The example above is the simplest case where there are only two states — tagged unions work for more than just two states.

Let's say we have a device that start out as offline. It then connects to our server and downloads docker images as part of an initializing phase. Once those images are booted up and sending us sensor data, the device is considered online. We can model that with the diagram below

If we had to represent this without tagged unions, we might combine all the different states into one bigger data structure and have null for the parts that don't make sense in the current state. 

interface Device {
  status: 'offline' | 'initializing' | 'online';
  ip: string | null;
  progress: number | null;
  sensorData: SensorData | null;
}

With this approach, knowing which fields have meaningful values based on the current status is implicit information. When programs get big and there are many interfaces, this quickly becomes extremely complex.

Another shortcoming of this approach is that it's possible to have states that don't make any sense, what does it mean when an offline device that has an ip?

Tagged unions solve both of these problems as can be seen bellow

interface OfflineDevice {
  status: 'offline';
}

interface InitializingDevice {
  status: 'initializing';
  ip: string;
  progress: number;
}

interface OnlineDevice {
  status: 'online';
  ip: string;
  sensorData: SensorData;
}

type Device = OfflineDevice | InitializingDevice | OnlineDevice;

Another approach without tagged unions would be to use the same data structures as nullable. 

interface Device {
  offline: OfflineDevice | null;
  initializing: InitializingDevice | null;
  online: OnlineDevice | null;
}

This approach still leaves us with the possibility of having a contradicting state that doesn't make sense. What do you do with a device if every field is null or if all three have values?

Lists with tagged unions

Tagged unions are also useful to represent a list of different types. Many programming languages use inheritance to model such a list but, just like exceptions, inheritance acts on a program's control flow. Whenever we are interacting with the control flow, crossing the process boundary and combining with other typing concepts becomes difficult.
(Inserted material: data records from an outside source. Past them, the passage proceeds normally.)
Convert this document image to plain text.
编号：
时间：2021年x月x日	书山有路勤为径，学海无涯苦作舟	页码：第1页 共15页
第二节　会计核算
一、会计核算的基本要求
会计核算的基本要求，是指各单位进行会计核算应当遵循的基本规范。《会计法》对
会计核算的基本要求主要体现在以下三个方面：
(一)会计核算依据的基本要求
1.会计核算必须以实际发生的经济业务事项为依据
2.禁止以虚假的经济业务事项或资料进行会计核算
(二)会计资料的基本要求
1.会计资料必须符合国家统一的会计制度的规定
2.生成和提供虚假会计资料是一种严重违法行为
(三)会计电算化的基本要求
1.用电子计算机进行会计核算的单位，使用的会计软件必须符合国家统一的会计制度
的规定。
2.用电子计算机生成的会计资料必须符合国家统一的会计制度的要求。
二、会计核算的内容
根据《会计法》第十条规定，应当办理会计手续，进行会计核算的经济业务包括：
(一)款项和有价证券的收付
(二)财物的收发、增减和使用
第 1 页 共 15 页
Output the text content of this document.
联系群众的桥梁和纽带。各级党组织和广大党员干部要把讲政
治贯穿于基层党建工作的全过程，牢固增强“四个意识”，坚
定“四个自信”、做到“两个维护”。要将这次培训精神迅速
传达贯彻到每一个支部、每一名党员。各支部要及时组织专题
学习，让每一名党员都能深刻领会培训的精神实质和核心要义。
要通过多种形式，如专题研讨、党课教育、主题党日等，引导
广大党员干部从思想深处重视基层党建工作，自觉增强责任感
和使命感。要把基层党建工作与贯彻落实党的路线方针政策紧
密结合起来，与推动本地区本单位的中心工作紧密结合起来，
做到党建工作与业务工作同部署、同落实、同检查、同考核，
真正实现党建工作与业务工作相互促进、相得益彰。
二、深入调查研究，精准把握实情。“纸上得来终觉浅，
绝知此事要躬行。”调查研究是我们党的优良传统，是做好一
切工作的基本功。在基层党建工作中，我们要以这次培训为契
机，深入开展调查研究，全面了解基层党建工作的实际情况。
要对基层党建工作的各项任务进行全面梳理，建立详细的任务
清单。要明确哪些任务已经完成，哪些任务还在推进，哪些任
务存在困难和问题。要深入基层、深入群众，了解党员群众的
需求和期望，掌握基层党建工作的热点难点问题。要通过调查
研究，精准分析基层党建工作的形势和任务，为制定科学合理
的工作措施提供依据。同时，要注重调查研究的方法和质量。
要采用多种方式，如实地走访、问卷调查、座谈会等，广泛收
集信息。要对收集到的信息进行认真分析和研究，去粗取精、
Let's say a connected devices can be robots, sensors or servers — each with their own associated information.

With tagged unions, we can have a list that combines multiple types. 

const devices = (Robot | Sensor | Server)[];

Without tagged unions, we could fall back to having multiple lists — one per type. The downside of this approach is that the sorting information is lost as one list is decoupled into three. 

const robots = Robot[];
const sensors = Sensor[];
const servers = Server[];

Conclusion

A modern type system, offering static types, null safety and tagged unions is a powerful tool that enables the compiler to catch many errors with little effort. Interfaces are one of the most important places to apply typing as that can serve as a contract between modules that is enforced by the compiler.

When we don't have static type checking, we rely on informal agreements:

What all these have in common is that they rely on developers to ensure everything fits and when we don't respect the agreements, we get run-time crashes or unexpected behaviour.

These agreements are usually respected at first but start to break as the program grows and evolves. This is especially painful for interfaces where it's harder to make sure that both sides of the interface evolve in the same way.

Footnotes

  1. Test Automation Pyramid — Succeeding with Agile (Mike Cohn)

  2. A few languages with null safety Typescript, Rust, Kotlin, Swift.

  3. Early languages implementing tagged unions ALGOL 68, ML, Pascal, Ada, Modula-2, Haskell.

  4. New languages implementing tagged unions Rust, Swift, Scala, Typescript, Kotlin, Python 3.9+.